Histochemical analysis of cell surface glycans by fluoresceinated lectin

 Dissolve FITC in DMF at 10 mg/mL.

 Mix well to completely dissolve the FITC.

 Dissolve the lectin up to 1 mg in 0.5 mL of 50 mM borate buffer, pH 8.5.

 Add 15 to 20-fold molar excess of FITC to 0.5 mL of lectin solution and immediately mix it.

 Incubate for 1 h at room temperature in the dark.

 Remove excess and hydrolyzed FITC by dialysis.

 Store the fluoresceinated lectin at 4°C in the dark.

 Place the freshly isolated tissue in a petri dish containing PBS and precut piece of aluminum foil.

 Apply OCT embedding compound to the fragment sufficiently to completely cover the tissue.

 Fold the foil to create a secure envelope.

 Drop the foil envelope directly into liquid nitrogen.

 Incubate the specimen for 5 to 10 min.

 Open the aluminum foil envelope containing the tissue inside the cryostat.

 Place the tissue on the OCT-coated chuck in the appropriate orientation.

 Allow the tissue to freeze solid for 10 min at −20°C inside the cryostat.

 Set the cryostat to cut 3 to 8-μm-thick sections.

 Allow the glass slide with the cryostat sections to air dry for more than 30 min.

 Immerse the slides 5 min in a Coplin jar containing acetone or 4% PFA-PBS.

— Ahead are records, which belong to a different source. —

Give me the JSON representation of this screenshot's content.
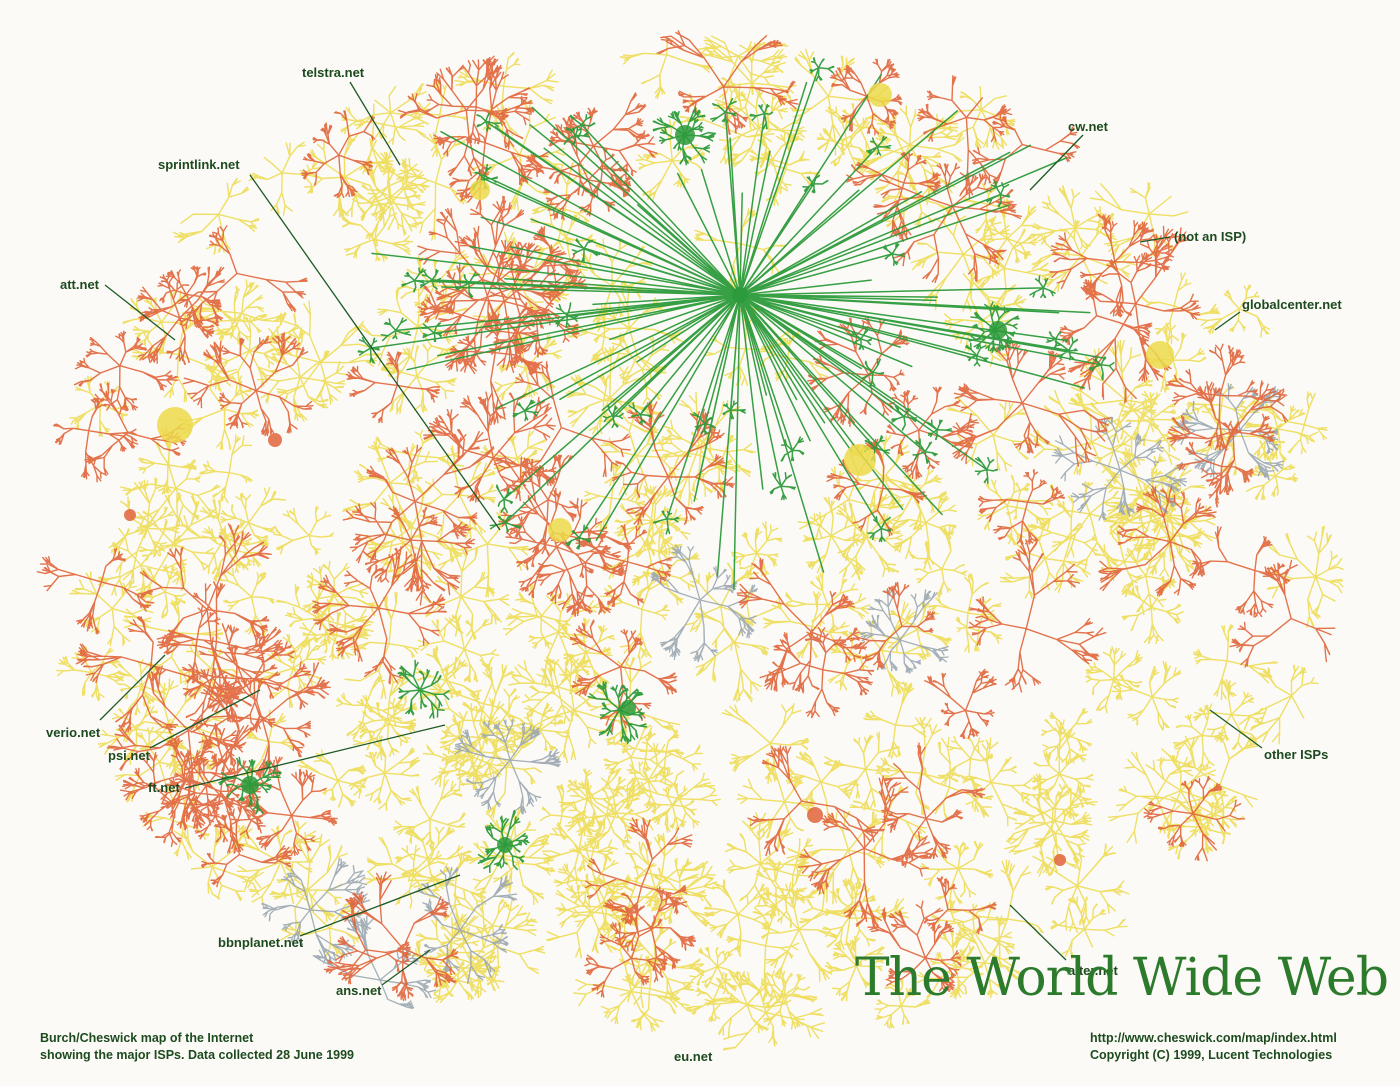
{
  "title": "The World Wide Web",
  "caption_left": {
    "line1": "Burch/Cheswick map of the Internet",
    "line2": "showing the major ISPs.  Data collected 28 June 1999"
  },
  "caption_right": {
    "line1": "http://www.cheswick.com/map/index.html",
    "line2": "Copyright (C) 1999, Lucent Technologies"
  },
  "labels": {
    "telstra": "telstra.net",
    "cw": "cw.net",
    "sprintlink": "sprintlink.net",
    "not_isp": "(not an ISP)",
    "att": "att.net",
    "globalcenter": "globalcenter.net",
    "verio": "verio.net",
    "psi": "psi.net",
    "other": "other ISPs",
    "ft": "ft.net",
    "bbnplanet": "bbnplanet.net",
    "alter": "alter.net",
    "ans": "ans.net",
    "eu": "eu.net"
  },
  "colors": {
    "background": "#fbfaf6",
    "yellow": "#ecd94a",
    "orange": "#e0643a",
    "green": "#2c9a3a",
    "grey": "#9aa6b0",
    "label": "#1d4a1f",
    "title": "#2c7a2c"
  }
}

 Allow the slides to air dry 10 min at room temperature.

 Using a pen containing water-repellant wax, outline the tissue sections on the glass slide.

 Place the slide in a staining chamber.

 Add blocking solution to the slides.

 Incubate for 30 min.

 Remove as much of the solution as possible by tilting the slides.

 Apply fluoresceinated lectin in sufficient quantity to cover the tissue.

 Incubate at room temperature for 1 h in the dark.

 Wash the slides three times for 5 min each.

 Place 1 drop of mounting medium onto slide.

 Place the coverslip onto drop.

 Gently blot mounted coverslip with paper towel.

 Seal edge of coverslip onto slide by painting the edge with a rim of nail polish and let dry.

 View specimen on fluorescence microscope.